Yogurt is a great food to eat if you have shingles, and here’s why:
- It’s easy to digest. Yogurt is easy on your digestive system, and when you’re dealing with the pain of shingles—which can be excruciating and make it hard to even chew or swallow—you want a food that isn’t going to make things worse.
- It’s full of probiotics. Probiotics are good bacteria that help heal your body from the inside out. And when you’re recovering from shingles, which can leave your immune system weakened, it’s important to strengthen it with foods that contain probiotics like yogurt.
- It’s rich in calcium and vitamin D. Calcium isn’t just for strong bones! It also helps fight inflammation caused by shingles, making this delicious dairy treat an “anti-inflammatory” food (and one more reason why it should be part of your diet).
Other Foods To Help With Shingles
Here are some foods that will help you feel better:
- Citrus fruits like oranges and grapefruits contain vitamin C, which is essential for healing.
- Oats contain fiber, which is good for digestion and can help reduce swelling in the body due to an infection like shingles.
- Eat whole foods: Whole fruits and vegetables provide plenty of vitamins and minerals that will help boost your immune system. Try adding more raw foods like carrots, spinach and kale into your diet as well as whole grains like brown rice or quinoa into your meals whenever possible.
- Green leafy vegetables such as kale and spinach are packed with antioxidants, which can help fight inflammation caused by shingles.
- Drink plenty of water: Drinking plenty of water during this time period is important for helping flush out any toxins that may be lingering in your body due to having shingles; this will also ensure that you stay hydrated throughout the day.
Itching To Find the Answer: Frequently Asked Questions
Can You Eat Eggs When You Have Shingles?
If you’re wondering if you can eat eggs when you have shingles, the answer is yes and no. While eating eggs won’t make your shingles symptoms worse, they also don’t provide any relief from the pain or other symptoms of the illness.
Eggs are a great source of protein, but they don’t contain any vitamins or minerals that can help with shingles symptoms.
I would also like to err on the side of caution, limit or avoid eggs if you have shingles because it also contains arginine.
Arginine is an amino acid that helps to lower blood pressure and can be helpful in reducing pain associated with shingles. However, too much can cause side effects like headaches, gastrointestinal issues, and even kidney disease.

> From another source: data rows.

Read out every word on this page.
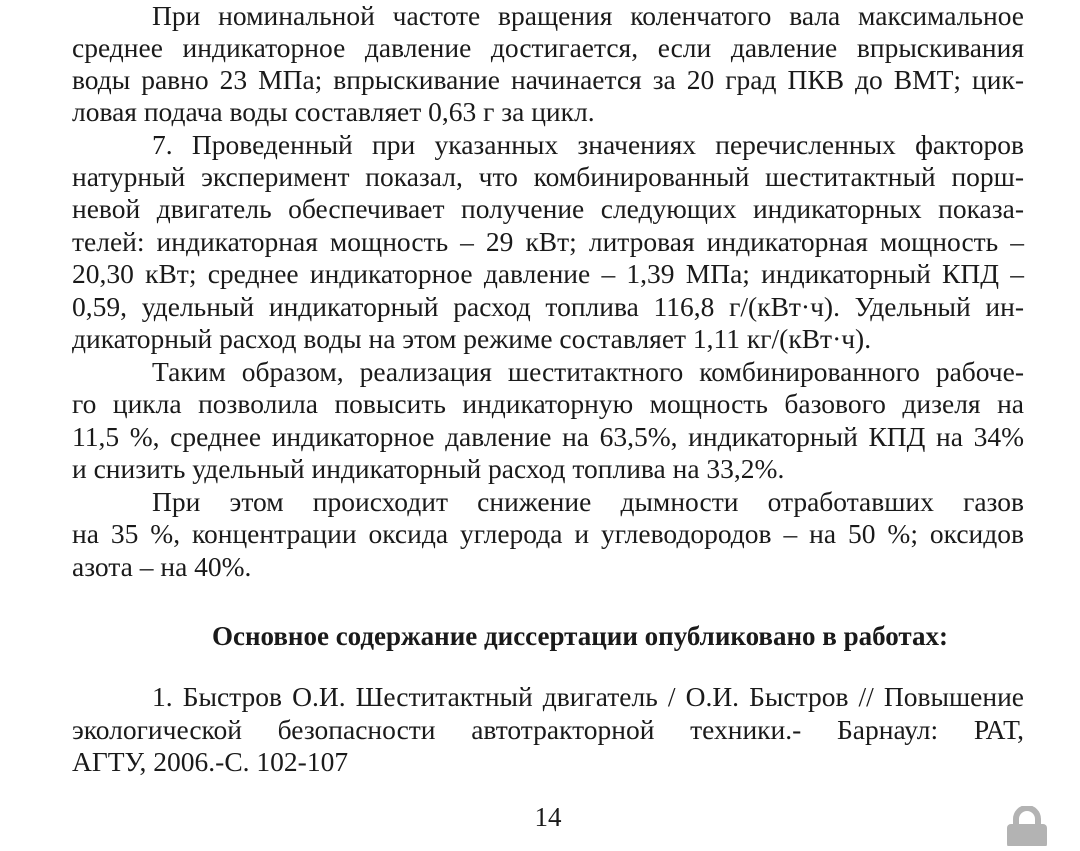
При номинальной частоте вращения коленчатого вала максимальное
среднее индикаторное давление достигается, если давление впрыскивания
воды равно 23 МПа; впрыскивание начинается за 20 град ПКВ до ВМТ; цик-
ловая подача воды составляет 0,63 г за цикл.
7. Проведенный при указанных значениях перечисленных факторов
натурный эксперимент показал, что комбинированный шеститактный порш-
невой двигатель обеспечивает получение следующих индикаторных показа-
телей: индикаторная мощность – 29 кВт; литровая индикаторная мощность –
20,30 кВт; среднее индикаторное давление – 1,39 МПа; индикаторный КПД –
0,59, удельный индикаторный расход топлива 116,8 г/(кВт·ч). Удельный ин-
дикаторный расход воды на этом режиме составляет 1,11 кг/(кВт·ч).
Таким образом, реализация шеститактного комбинированного рабоче-
го цикла позволила повысить индикаторную мощность базового дизеля на
11,5 %, среднее индикаторное давление на 63,5%, индикаторный КПД на 34%
и снизить удельный индикаторный расход топлива на 33,2%.
При этом происходит снижение дымности отработавших газов
на 35 %, концентрации оксида углерода и углеводородов – на 50 %; оксидов
азота – на 40%.
1. Быстров О.И. Шеститактный двигатель / О.И. Быстров // Повышение
экологической безопасности автотракторной техники.- Барнаул: РАТ,
АГТУ, 2006.-С. 102-107
Основное содержание диссертации опубликовано в работах:
14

Eat or drink foods containing high levels of arginine such as egg occasionally, and monitor your symptoms for any changes.
Can You Drink Coffee When You Have Shingles?
Drinking coffee while you have shingles can be tricky. While some coffee-drinking people with shingles report no problems, others find that the caffeine in coffee makes their symptoms worse.
If you’re going to drink coffee while you have shingles, here are some things to keep in mind:
- Drink decaf if possible.
- Don’t add sugar or creamer to your coffee—these will only make your symptoms worse.
- Try to drink just one cup of coffee per day (and only when you’re feeling well), so as not to overdo it on the caffeine.
Is Watermelon Good for Shingles?
Is watermelon good for shingles? Yes. Watermelon is a great choice for anyone with shingles. It contains lots of water and antioxidants, which will help you feel hydrated and replenished.
Whether you’re dealing with a recurring bout of shingles, or your first time ever encountering this painful rash, it’s important to avoid certain foods that might slow the healing process.
Though they can be helpful in other ways, some of these foods may cause more problems than they help. By avoiding them while you deal with shingles, you’ll save yourself some hassle and discomfort.
It’s important to eat a healthy diet even if you don’t have shingles so that your body has the nutrients it needs to fight off infections like shingles or colds.
Being SUPERHUMN is not just being strong physically, but a path to holistic path that will help you reach your goals towards wellness and longevity. Keep following this page for more updates!